If you don’t have a plan and you’re taking time to figure out next steps, you need to be transparent with your customers. According to Sprout Social, 53% of consumers say they’re more likely to buy from brands that are transparent on social media.
If you don’t know the answer to a question someone asks on your Instagram post, don’t ignore the person or delete their comment. Respond with a message that shows you’re actively working on the issue. Try something like, “We appreciate your business and have heard your concern. We’ll message you by the end of the day with an answer.”
Example of #NailedIt: Sephora had a situation where a celebrity posted about racial profiling in their store. Sephora addressed it privately and publicly and was widely praised by their handling of the situation.
3. Listen to what customers are saying
Social media doesn’t have office hours. People can post their thoughts and feelings about your brand any time of day or night.
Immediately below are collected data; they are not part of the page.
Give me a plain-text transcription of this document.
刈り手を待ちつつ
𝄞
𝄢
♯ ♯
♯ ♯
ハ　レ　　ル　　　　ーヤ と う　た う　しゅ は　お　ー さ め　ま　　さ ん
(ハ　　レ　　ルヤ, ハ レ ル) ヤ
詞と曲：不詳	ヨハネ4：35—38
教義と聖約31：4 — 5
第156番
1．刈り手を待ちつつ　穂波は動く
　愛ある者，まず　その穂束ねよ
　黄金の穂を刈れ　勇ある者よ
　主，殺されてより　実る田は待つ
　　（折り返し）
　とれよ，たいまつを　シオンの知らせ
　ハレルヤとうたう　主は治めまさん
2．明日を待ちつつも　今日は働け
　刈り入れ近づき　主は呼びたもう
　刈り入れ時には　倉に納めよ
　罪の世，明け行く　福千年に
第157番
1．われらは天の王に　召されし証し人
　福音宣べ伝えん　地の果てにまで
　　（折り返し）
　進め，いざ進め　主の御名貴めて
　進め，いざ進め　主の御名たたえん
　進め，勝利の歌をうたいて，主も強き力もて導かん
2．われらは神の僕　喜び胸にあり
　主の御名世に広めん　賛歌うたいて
When there’s a crisis, make sure your team is checking your social platforms regularly to stay on top of comments and customer sentiment.
Several social media monitoring tools can help you easily track what customers are saying about your brand online. Responding quickly to negative comments will help de-escalate issues before they get out of hand (or go viral).
Example of #FailedIt: Bank of America was tagged in a tweet that was part of a protest against @BankofAmerica. Everyone who retweeted the tweet got a helpful reply from customer service—but not quite what they were looking for.
4. Learn from it
A crisis helps your brand learn how to handle sensitive messaging if a similar situation ever happens again (fingers crossed it never will!). Here are a few things to explore with your team when assessing your company’s response to crisis:
- What were your customers concerned about?
- What pain points were revealed from both your customers and your internal team?
- How can you improve your service or pivot your product or meet unmet needs?
If you take the time to dissect and assess the past, you’ll have great insights about how to serve your customers differently in the future.